La riforma fortemente voluta da Salvini, segnala sempre la lettera, ha effetti deleteri sul mercato del lavoro diminuendo ulteriormente la popolazione attiva, in un contesto in cui la partecipazione al mercato del lavoro dei cittadini anziani (55-65) è già sotto la media UE”, questo, ovviamente, a scapito del potenziale di crescita del paese.

Tradotto: il paese invecchia, non c’è alcun impulso a frenare la fuga dei giovani né ad aumentare redditi e salari (la produttività è stagnante) e il peso della prevvidenza andrà a discapito del benessere delle generazioni future (under 40).



La flessibilità

La Commissione sottolinea, inoltre, come il deterioramento dei conti è avvenuto nonostante la flessibilità accordata all’Italia fra il 2015 e il 2018. 30 mld, equivalenti all’1,8% del PIL accordati ai governi Renzi-Gentiloni, a cui si deve aggiungere un ulteriore 0.18% garantito al Governo Conte nel 2019. In totale sono 33 mld, circa due punti di PIL. Miliardi di euro conferiti per “evitare” la procedura e “aiutare” l’Italia nel suo percorso di rientro

Chi dice che Bruxelles usa i guanti di velluto con Francia e Germania e il martello pneumatico con noi, dovrebbe rileggere quest’ultimo dato almeno una decina di volte… e il prossimo una cinquantina.

Pur plaudendo gli sforzi di contenimento del debito fatti fra il 2013 e il 2018, da Bruxelles puntano il dito al gap fra impegni di riduzione del debito e gli obiettivi raggiunti lievitato, nello stesso periodo, dal 5,8% al 7,1%. Allo stesso modo sottolinea come sotto l’attuale governo questo arriverà nel 2019 al 9% e nel 2020 al 9,2%.

Flessibilità che non è stata usata, quindi, per risolvere l’annoso problema del debito, ma per altro, non ultimo quel Reddito di Cittadinanza e quella Quota 100 che ancora oggi Conte, Di Maio e Salvini difendono a spada tratta.


Le mancate riforme

Ciliegina sulla torta, le mancate riforme. Stando al report, l’Italia avrebbe fatto progressi:

  • nella lotta alla disoccupazione – anche se il dato è di nuovo dato in aumento;
  • nel ridurre lo stock dei prestiti non performanti all’interno del settore bancario;
  • nelle politiche di aumento del lavoro.

Minimi i progressi:

  • nella lotta all’evasione;
  • la partecipazione delle donne al mondo del lavoro;
  • ricerca, innovazione, formazione, infrastrutture digitali ed educazione terziaria.

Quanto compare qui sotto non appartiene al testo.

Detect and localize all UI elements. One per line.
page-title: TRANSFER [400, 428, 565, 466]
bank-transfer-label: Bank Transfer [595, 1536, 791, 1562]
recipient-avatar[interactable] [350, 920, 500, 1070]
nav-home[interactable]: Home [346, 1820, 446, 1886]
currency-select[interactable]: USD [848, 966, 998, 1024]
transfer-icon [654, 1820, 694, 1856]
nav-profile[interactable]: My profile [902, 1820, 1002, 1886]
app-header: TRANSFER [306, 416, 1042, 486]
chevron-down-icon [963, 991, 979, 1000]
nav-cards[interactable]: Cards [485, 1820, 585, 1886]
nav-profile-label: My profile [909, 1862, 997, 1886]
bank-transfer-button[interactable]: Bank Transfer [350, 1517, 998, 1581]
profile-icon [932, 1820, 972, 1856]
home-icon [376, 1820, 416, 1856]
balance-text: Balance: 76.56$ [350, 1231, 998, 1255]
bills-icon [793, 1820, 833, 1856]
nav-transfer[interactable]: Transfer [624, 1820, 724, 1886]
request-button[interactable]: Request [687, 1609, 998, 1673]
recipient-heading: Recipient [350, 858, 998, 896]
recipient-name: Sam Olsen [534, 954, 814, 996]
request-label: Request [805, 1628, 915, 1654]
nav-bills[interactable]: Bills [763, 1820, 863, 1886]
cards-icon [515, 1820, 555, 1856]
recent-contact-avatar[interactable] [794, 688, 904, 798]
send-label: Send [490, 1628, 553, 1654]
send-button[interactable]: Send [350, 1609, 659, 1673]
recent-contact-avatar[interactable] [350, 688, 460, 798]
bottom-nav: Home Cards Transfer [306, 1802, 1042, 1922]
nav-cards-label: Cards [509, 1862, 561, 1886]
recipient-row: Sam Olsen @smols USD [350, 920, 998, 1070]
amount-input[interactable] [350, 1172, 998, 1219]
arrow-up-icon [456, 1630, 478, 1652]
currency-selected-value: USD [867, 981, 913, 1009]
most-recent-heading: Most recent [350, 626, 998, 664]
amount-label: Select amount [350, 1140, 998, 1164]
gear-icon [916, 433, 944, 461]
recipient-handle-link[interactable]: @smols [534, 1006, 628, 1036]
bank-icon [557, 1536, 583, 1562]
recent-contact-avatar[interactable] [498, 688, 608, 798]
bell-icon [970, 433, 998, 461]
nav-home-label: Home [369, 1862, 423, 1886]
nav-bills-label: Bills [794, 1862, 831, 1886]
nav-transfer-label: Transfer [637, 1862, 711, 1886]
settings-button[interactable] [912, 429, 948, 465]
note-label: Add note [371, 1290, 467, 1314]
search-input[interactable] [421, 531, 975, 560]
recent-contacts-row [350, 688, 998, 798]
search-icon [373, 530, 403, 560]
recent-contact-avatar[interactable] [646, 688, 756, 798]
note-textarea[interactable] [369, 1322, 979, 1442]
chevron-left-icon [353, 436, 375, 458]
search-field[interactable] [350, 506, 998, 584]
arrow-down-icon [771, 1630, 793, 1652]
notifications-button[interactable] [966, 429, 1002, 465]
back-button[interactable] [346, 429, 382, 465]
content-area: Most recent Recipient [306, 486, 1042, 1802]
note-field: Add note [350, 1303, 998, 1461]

Totalmente assenti dalle politiche del Governo:

  • politiche di riduzione della spesa pensionistica;
  • la riduzione dei tempi per i processi civili (principale freno agli investimenti esteri, ma anche alla dinamicità del sistema imprenditoriale);
  • politiche l’aumento della concorrenza (principale freno alla nuova imprenditoria);
  • la riduzione del cuneo fiscale sui processi produttivi.ù

L’immagine finale della lettera è lo spaccato di un paese accartocciato su stesso, incapace di andare avanti e, come sempre, con lo sguardo volto al presente. Una colpa vera per gran parte dei governi italiani dal 1980 ad oggi e particolarmente cogente per il Governo Conte. Per la commissione, infatti, l’enorme stock di debito “priva il paese dello spazio necessario per stabilizzare la sua economia in caso di shock macroeconomici” e “rappresenta, inoltre, un fardello inter-generazionale che andrà a incidere negativamente sugli standard di vita delle generazioni future di italiani”.

Per questo i documenti vanno letti fino alla fine, per arrivare a chiedersi chi sarebbero quindi i veri “nemici” dell’Italia. Sono i membri della Commissione come ci fanno credere politici ed analisiti o quei politici che preferiscono ancora ignorare il futuro del paese inseguendo la chimera del consenso?